For instance, watch the Alien/Predator series. Then join the fanbase, hunt down all of the fan porn. If you're more hetero, then there is tons of fanart of xenos and preds with tits.
Or watch the Transformers Prime series (I think it's on Netflix) and start fapping to Arcee or Starscream's legs. I mean damn, dem legs. I swear they gave Starscream hooker boots on purpose.
You need to completely immerse yourself into these fantasy realms. Get obsessed. Become "that fan". Stop fapping to anything else. Eventually you will become sexually frustrated that you can jerk off to a screencap of a xenomorph or predator or transformer straight out of canon.
And don't worry about your sexual sadism, there are a ton of fanartists/authors within any community that caters to such cravings. ESPECIALLY within the transformers fandom.
Once you've hit that point, there's no going back. You have successfully reprogrammed that organic computer you call a brain into having a new fetish, one that you can explore online with fellow like minded people without having to feel guilty or fearing acting upon it. (because xenos/preds/giant robots aren't real)
Wyatt Diaz
Contrary to popular belief, saltpeter has no effect on libido, and too many side effects (high fever, etc.) to be used even if it did.
Mason Hill
OP, channel your desires into art. Write a novel about the filthy, unspeakable things you'd like to do to a hawaiian toddler.

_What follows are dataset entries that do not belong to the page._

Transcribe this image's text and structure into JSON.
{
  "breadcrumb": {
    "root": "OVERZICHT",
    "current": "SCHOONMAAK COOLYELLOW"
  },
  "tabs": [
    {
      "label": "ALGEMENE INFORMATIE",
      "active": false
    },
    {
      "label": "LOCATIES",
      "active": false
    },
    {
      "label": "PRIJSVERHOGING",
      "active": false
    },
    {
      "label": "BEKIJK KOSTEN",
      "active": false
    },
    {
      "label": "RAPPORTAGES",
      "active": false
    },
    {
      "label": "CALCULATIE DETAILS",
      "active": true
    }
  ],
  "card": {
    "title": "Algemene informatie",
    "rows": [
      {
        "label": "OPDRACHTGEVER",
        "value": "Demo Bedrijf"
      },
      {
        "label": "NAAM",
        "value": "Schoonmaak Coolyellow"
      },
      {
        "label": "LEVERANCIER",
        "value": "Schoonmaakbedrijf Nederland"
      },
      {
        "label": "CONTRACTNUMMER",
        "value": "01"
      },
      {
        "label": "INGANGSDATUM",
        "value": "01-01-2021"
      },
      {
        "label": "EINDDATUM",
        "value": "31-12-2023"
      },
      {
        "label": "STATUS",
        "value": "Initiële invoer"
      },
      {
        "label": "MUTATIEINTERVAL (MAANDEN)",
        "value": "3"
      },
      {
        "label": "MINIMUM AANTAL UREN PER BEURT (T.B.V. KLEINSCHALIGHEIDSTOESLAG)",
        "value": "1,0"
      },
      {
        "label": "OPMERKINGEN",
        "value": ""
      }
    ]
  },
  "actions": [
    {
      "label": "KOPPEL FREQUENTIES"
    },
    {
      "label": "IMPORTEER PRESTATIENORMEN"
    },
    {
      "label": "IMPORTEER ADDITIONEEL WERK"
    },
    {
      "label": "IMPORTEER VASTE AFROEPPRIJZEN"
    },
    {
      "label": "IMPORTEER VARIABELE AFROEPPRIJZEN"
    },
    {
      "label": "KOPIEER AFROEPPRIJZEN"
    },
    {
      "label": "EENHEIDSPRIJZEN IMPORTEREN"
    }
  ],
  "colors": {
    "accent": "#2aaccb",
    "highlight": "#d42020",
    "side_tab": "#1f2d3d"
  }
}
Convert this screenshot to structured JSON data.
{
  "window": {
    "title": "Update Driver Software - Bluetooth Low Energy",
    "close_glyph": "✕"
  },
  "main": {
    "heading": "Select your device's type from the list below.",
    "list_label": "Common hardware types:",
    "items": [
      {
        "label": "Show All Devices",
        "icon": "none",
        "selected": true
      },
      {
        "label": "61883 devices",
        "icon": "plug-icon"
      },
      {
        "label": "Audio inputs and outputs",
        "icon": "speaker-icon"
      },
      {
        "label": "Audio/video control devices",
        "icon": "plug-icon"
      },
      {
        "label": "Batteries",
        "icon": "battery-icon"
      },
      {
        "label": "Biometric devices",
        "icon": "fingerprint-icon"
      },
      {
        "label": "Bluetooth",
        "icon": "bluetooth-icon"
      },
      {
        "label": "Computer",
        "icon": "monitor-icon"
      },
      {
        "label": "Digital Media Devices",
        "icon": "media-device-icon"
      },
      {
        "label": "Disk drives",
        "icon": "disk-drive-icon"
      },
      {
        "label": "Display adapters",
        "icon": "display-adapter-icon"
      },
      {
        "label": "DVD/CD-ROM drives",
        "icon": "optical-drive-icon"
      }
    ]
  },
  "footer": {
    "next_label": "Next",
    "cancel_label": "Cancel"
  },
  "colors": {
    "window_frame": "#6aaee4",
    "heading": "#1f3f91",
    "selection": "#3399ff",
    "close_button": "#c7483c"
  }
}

Then sell it as an ebook on amazon under the name Bill Clinton.
Alexander James
I saw the semen scrambled thing in a porno. Ashley Blue was the chef
Brody Fisher
kek
Camden White
Do this op
Cooper Edwards
>based on a true story
James Ortiz
I've already written my own stories so I guess I could just string them together and publish it but I don't know if I'd want to do it under the Bill Clinton name
Nathan Sanders
because theres nothing what gets you more off then jesus if youre into cp and snuff or whatevs... sure jesus will help.. heard he gives the best handjobs
Brayden Martin
...
Jayden Perez
sry for you op - i cant help
Mason Price
Well this isn't that bad.
Cooper Sanders
you failed my expectations now op why are you such a fucking tease?